Personal information
- Born: June 4, 1984 (age 42) Buenos Aires, Argentina
- Height: 1.61 m (5 ft 3+1⁄2 in)

Sport
- Sport: Field hockey
- Position: Midfielder
- Club: Belgrano Athletic Club

Senior career
- Years: Team / Caps / Goals
- –: Belgrano Athletic Club / - / -

National team
- Years: Team / Caps / Goals
- 2005: Argentina U21 /  / -
- 2005–: Argentina / 255 / -

Medal record
Women's field hockey
Representing Argentina
Summer Olympics
| Silver medal – second place | 2012 London | Team |
| Bronze medal – third place | 2008 Beijing | Team |
World Cup
| Gold medal – first place | 2010 Rosario | Team |
| Bronze medal – third place | 2006 Madrid | Team |
| Bronze medal – third place | 2014 The Hague | Team |
Champions Trophy
| Gold medal – first place | 2008 Mönchengladbach | Team |
| Gold medal – first place | 2009 Sydney | Team |
| Gold medal – first place | 2010 Nottingham | Team |
| Gold medal – first place | 2012 Rosario | Team |
| Gold medal – first place | 2014 Mendoza | Team |
| Silver medal – second place | 2007 Quilmes | Team |
| Silver medal – second place | 2011 Amstelveen | Team |
Pan American Games
| Gold medal – first place | 2007 Rio de Janeiro | Team |
| Gold medal – first place | 2019 Lima | Team |
| Silver medal – second place | 2011 Guadalajara | Team |
Pan American Cup
| Gold medal – first place | 2009 Bermuda | Team |
| Gold medal – first place | 2013 Mendoza | Team |

= Rosario Luchetti =

Argentine field hockey player

Rosario Luchetti (born 4 June 1984) is an Argentine field hockey player, who won the bronze medal at the 2008 Summer Olympics in Beijing and the silver medal at the 2012 Olympic Games in London with the Argentina national women's hockey team.

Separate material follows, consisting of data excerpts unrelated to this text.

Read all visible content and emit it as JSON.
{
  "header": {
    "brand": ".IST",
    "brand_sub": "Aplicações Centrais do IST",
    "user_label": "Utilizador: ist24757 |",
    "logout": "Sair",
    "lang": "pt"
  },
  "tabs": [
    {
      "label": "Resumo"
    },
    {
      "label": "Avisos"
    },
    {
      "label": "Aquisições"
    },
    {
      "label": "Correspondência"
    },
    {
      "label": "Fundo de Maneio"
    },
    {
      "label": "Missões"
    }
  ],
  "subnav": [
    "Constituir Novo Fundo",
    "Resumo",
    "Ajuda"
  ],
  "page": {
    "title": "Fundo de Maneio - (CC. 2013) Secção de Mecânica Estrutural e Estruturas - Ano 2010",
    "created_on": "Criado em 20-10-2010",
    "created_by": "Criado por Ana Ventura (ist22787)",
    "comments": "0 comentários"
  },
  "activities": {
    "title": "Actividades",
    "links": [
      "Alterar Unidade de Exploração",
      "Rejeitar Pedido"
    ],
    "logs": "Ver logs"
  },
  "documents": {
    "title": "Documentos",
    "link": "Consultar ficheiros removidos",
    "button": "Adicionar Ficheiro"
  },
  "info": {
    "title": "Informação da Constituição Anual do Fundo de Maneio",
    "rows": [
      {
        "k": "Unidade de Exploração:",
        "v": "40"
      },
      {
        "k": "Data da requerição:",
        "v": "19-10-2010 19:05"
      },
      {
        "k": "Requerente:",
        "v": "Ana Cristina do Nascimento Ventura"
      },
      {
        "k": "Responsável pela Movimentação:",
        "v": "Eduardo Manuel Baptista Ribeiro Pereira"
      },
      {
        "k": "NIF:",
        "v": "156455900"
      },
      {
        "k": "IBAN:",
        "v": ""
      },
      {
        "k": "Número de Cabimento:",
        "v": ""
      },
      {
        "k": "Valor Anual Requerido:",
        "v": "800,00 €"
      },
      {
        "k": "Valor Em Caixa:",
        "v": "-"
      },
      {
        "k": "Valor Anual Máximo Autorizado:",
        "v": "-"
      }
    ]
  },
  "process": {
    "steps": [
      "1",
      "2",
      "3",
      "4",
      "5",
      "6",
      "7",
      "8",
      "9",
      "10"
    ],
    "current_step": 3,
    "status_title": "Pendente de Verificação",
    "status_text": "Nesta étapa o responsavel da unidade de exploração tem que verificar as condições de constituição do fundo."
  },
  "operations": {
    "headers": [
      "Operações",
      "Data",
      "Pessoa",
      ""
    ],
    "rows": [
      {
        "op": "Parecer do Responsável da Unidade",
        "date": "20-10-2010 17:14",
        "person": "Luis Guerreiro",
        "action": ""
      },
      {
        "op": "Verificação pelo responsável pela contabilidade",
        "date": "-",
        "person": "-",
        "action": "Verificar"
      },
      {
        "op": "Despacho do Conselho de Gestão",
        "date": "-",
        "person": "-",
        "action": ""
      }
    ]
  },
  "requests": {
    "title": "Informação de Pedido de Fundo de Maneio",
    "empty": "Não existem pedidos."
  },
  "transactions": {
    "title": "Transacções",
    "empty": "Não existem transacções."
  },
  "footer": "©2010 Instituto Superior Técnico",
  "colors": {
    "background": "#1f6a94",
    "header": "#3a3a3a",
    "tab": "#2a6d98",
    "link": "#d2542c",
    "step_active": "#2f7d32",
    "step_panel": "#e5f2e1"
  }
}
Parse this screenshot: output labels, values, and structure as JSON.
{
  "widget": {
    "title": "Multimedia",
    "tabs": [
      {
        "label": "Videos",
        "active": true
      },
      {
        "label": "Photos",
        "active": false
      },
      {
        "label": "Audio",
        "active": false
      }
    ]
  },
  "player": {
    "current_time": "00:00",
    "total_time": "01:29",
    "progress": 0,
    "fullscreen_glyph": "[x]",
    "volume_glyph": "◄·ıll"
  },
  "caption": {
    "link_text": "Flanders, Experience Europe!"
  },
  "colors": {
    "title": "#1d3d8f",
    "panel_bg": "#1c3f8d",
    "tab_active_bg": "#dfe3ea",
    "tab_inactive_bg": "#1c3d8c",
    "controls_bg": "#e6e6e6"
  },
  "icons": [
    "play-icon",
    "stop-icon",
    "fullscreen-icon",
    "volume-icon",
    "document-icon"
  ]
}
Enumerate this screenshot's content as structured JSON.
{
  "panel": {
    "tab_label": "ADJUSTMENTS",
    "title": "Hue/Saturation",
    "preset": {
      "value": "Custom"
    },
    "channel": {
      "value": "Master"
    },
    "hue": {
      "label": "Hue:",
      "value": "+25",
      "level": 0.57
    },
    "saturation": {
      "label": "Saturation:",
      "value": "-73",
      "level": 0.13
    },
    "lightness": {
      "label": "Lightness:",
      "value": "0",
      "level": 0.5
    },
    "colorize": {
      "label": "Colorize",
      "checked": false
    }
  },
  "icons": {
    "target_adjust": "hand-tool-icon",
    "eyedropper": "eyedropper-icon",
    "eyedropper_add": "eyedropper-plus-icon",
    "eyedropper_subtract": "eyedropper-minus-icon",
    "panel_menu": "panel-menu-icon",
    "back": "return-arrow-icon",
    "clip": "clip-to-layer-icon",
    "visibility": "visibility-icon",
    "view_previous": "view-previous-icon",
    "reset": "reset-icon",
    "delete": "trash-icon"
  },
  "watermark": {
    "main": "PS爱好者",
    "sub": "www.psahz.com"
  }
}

Charito, as she is known, emerged from the youths of the Belgrano Athletic Club and debuted in Las Leonas (Argentina national field hockey team) at the 2005 Champions Trophy. In the course of her career, she won medals at major tournaments of international field hockey, such as the bronze medal at the 2008 Olympic Games in Beijing, the silver medal at the 2012 Olympic Games in London, the 2010 World Cup in Rosario, Argentina, the gold medal at the 2006 ODESUR Games and 2007 Pan American Games, five Champions Trophy and two Pan American Cups, among others.